The new minor variations process will allow licensees to make minor changes to their licences more quickly and cheaply. As this response makes clear, this may potentially include the addition or extension of authorisation for regulated entertainment (such as live music). In all cases, the test of whether a variation is minor is whether it could have an adverse impact on the licensing objectives.

A live music group has been set up by Local Authorities Co-ordinators of Regulatory Services (LACORS) and the Musicians' Union to explain and encourage the use of the new minor variations process for those premises that wish to add live music to their licence. It will also encourage uptake of the existing exemption for incidental music.

Asked by

To ask Her Majesty's Government what risks to residential amenities and public safety arising from a performance of live music in a bar can only be regulated by licensing under the Licensing Act 2003. [HL4464]

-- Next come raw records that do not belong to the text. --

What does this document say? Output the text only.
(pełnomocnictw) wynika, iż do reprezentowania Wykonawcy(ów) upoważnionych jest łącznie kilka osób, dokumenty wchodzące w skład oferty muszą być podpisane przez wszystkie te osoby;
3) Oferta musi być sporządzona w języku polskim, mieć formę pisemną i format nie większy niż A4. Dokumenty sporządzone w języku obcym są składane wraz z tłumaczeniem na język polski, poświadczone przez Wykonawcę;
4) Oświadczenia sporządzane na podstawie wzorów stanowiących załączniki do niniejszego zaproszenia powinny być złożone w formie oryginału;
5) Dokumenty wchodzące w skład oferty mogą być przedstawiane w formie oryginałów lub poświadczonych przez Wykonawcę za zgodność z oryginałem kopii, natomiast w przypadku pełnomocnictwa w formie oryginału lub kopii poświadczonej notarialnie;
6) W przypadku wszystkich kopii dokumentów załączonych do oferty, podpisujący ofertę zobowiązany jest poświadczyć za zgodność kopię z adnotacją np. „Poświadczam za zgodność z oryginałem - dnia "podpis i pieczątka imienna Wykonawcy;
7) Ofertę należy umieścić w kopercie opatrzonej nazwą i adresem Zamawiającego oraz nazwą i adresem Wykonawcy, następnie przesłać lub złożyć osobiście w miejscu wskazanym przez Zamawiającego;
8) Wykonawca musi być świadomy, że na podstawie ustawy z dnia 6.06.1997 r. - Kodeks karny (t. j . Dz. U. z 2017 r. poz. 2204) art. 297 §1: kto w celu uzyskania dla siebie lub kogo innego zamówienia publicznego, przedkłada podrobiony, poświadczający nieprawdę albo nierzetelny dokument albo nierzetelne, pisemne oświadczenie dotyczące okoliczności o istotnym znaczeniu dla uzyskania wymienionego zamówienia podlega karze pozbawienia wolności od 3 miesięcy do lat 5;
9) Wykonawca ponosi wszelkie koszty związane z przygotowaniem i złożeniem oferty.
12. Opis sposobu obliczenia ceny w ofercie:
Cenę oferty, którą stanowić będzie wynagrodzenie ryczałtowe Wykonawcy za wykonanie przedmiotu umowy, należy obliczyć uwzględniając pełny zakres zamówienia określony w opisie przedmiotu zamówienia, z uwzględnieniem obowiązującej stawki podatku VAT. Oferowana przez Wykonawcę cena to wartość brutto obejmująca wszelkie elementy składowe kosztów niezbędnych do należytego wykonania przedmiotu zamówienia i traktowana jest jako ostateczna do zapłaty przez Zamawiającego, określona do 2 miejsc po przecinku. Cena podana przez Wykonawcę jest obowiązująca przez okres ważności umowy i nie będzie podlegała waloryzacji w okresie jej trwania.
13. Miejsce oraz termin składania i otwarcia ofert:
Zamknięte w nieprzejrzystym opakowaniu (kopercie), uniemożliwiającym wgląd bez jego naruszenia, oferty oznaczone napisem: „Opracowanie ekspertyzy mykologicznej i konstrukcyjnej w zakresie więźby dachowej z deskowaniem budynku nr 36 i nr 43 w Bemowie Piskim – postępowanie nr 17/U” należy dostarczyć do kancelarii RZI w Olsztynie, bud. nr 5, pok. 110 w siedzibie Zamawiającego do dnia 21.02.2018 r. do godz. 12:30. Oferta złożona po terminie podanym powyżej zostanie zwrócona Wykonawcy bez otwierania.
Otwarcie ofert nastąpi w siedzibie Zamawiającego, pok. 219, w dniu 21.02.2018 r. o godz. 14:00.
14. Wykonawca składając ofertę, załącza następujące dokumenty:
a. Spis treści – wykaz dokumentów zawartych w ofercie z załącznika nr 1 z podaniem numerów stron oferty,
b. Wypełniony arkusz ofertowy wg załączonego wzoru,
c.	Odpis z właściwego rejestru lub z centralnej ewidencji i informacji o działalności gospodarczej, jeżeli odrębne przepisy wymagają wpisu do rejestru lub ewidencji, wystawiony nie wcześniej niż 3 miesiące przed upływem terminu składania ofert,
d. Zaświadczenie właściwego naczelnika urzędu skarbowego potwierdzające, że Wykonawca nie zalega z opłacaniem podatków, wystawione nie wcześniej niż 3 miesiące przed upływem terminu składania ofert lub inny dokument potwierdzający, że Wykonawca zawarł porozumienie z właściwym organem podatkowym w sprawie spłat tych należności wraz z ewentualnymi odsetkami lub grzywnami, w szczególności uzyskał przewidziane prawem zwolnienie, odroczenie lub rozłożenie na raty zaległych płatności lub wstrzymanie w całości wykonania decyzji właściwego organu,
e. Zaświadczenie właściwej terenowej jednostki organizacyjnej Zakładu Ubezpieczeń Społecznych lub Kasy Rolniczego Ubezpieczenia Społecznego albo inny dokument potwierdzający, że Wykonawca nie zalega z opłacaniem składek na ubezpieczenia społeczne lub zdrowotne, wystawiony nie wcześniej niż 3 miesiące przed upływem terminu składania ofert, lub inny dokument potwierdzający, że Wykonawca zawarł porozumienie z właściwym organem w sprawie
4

Under the Licensing Act 2003 (the Act), licensing authorities must carry out their functions under the Act with a view to promoting the licensing objectives. These are the prevention of crime and disorder, public safety, the prevention of public nuisance and the protection of children from harm. Public nuisance, in particular, may present a risk to residential amenity.

The licensing regime under the Act regulates licensable activities (such as the sale by retail of alcohol) by authorising them subject to representations (including representation from local residents) and subject to conditions on the licence or club premises certificate. Although other legislation exists that regulates public nuisance (such as environmental health legislation), this typically addresses problems after they have occurred. The licensing regime regulates potential risks in advance, while allowing the particular circumstances of the premises to be taken into account (including the applicant's own risk assessment and whether existing legislation may be sufficient to mitigate risks). This means, for example, that licence holders have more certainty about what is permitted, and enforcement action is both easier and more rarely required.

Licensing authorities report that simple conditions, such as requirement to close windows and doors, are invaluable in the prevention of public nuisance. More strict conditions or restrictions may be required in certain circumstances. For example, residents of properties physically adjoining licensed premises may benefit from specific noise limits. Likewise, conditions may be attached to a licence to ensure public safety, although the Act does not duplicate health and safety legislation.

Asked by

To ask Her Majesty's Government why they concluded that the exemption under the Licensing Act 1964 for live music by one or two performers was a source of public nuisance. [HL4465]

The provision in the Licensing Act 1964 known as the “two in a bar rule”, was created before the widespread use of modern amplification. It was widely misunderstood, unpopular with musicians and not widely used. Feedback from local authorities' representatives and members of the public, however, showed that two performers with amplification can create a significant level of public nuisance. It was abolished partly for this reason. Additionally, musicians' representatives argued that, given that an amplified duo could make a great deal of noise, it discriminated unfairly and irrationally against the majority of musicians, who perform in larger groups.

Asked by

To ask Her Majesty's Government what proportion of public houses and restaurants are licensed under the Licensing Act 2003 for performances of live music. [HL4466]

The latest Alcohol Entertainment and Late Night Refreshment Licensing Bulletin reports as of 31 March 2008 there were an estimated 80,500 premises licences with live music provisions (around 41 per cent of all premises licences).

There were also an estimated 10,900 club premises certificates with live music provisions (around 62 per cent of all club premises certificates).